Selesai ngobrol dengan Ainun, Hanin dan Riandi memutuskan untuk kembali ke kamar. Satu hal yang membuat Hanin sering kali lupa, Riandi sudah memiliki istri dan tentu saja arah kamarnya berbeda.
Di tangga, Riandi terus menatap punggung Hanin yang berada di depannya. Semenjak dari rumah sakit, Hanin terlihat sedih.
Walau tadi bercanda dengan Ainun. Tapi di raut wajahnya, Riandi tahu jika Hanin sedang tidak baik-baik saja.
Merasa frustasi sendiri melihat Hanin begini, Riandi menarik tangan Hanin, hingga langkahnya terhenti.
"Astagfirullah Mas! Kenapa tiba-tiba narik tangan Hanin?" Hanin menggerutu kesal, sambil mengusap dadanya karena merasa kaget gara-gara tarikan Riandi.
Sedangkan sang ampu hanya mampu merasa bersalah, dengan tatapan mata yang menatapnya lekat. "Maaf, Mas nggak sengaja. Kamu kenapa? Mas rasa kamu lagi nggak baik-baik aja."
Emang nggak, batin Hanin. Sayangnya hanya mampu ia ucapkan dalam hati. Kebiasaan Hanin dulu, jika ada apa-apa cerita pada Riandi. Karena sebagai pasangan, tentu saja harus saling terbuka.
Tapi hari ini, rasanya Hanin sulit menjelaskan. Tidak mungkin juga Hanin bilang jika ia tersinggung dengan ucapan Nadine. Hanin tidak mau di anggap tukang mengadu dan juga ia tidak mau selemah itu.
Benar kata Rayyan waktu, Hanin tidak boleh menyerah begitu saja, ia harus kuat.
"Hanin, hey...kenapa? Kok Mas tanya malah melamun?" Hanin membulatkan mata kala telapak tangan Riandi membelai pipinya.

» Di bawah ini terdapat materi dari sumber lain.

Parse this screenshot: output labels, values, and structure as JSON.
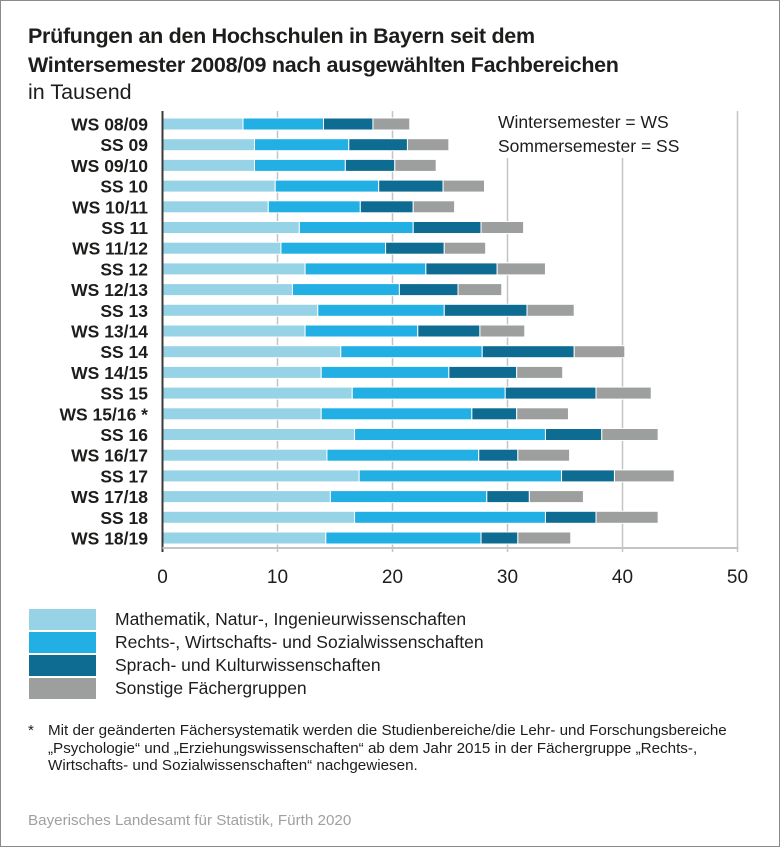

Riandi terkekeh melihat wajah kaget Hanin seperti tadi. "E-eh, nggak apa kok. Aku baik-baik aja, Mas. Kamu paling bisa bikin aku kaget."
"Kaget atau salting nih?" goda Riandi seraya menaik-turunkan alisnya.
Bibir Hanin berkedut menahan senyum. "Gak jelas kamu, Mas. Udah ah, aku mau ke kamar dulu."
Belum sempat Hanin berbalik, Riandi menahan pergelangan tangannya lagi. "Kamu belum jawab pertanyaan Mas tadi!"
"Hanin baik-baik aja. Hanin udah bilang sama Mas, Hanin cuma sakit perut aja, makannya diem mulu," alibi Hanin. Untungnya Riandi percaya.
"Syukurlah kalau kamu nggak apa-apa."
Hanin tersenyum simpul. Merasa senang jika Riandi mengkhawatirkannya, meski itu hal kecil. "Emangnya Mas pikir Hanin kenapa?"
"Mas pikir kamu cacingan, makannya diem mulu," celetuk Riandi. Hanin berkacak pinggang dan bersiap menghajar Riandi. Sebelum kena serangan Hanin, Riandi buru-buru naik ke tangga agar menghindar dari serangan Hanin.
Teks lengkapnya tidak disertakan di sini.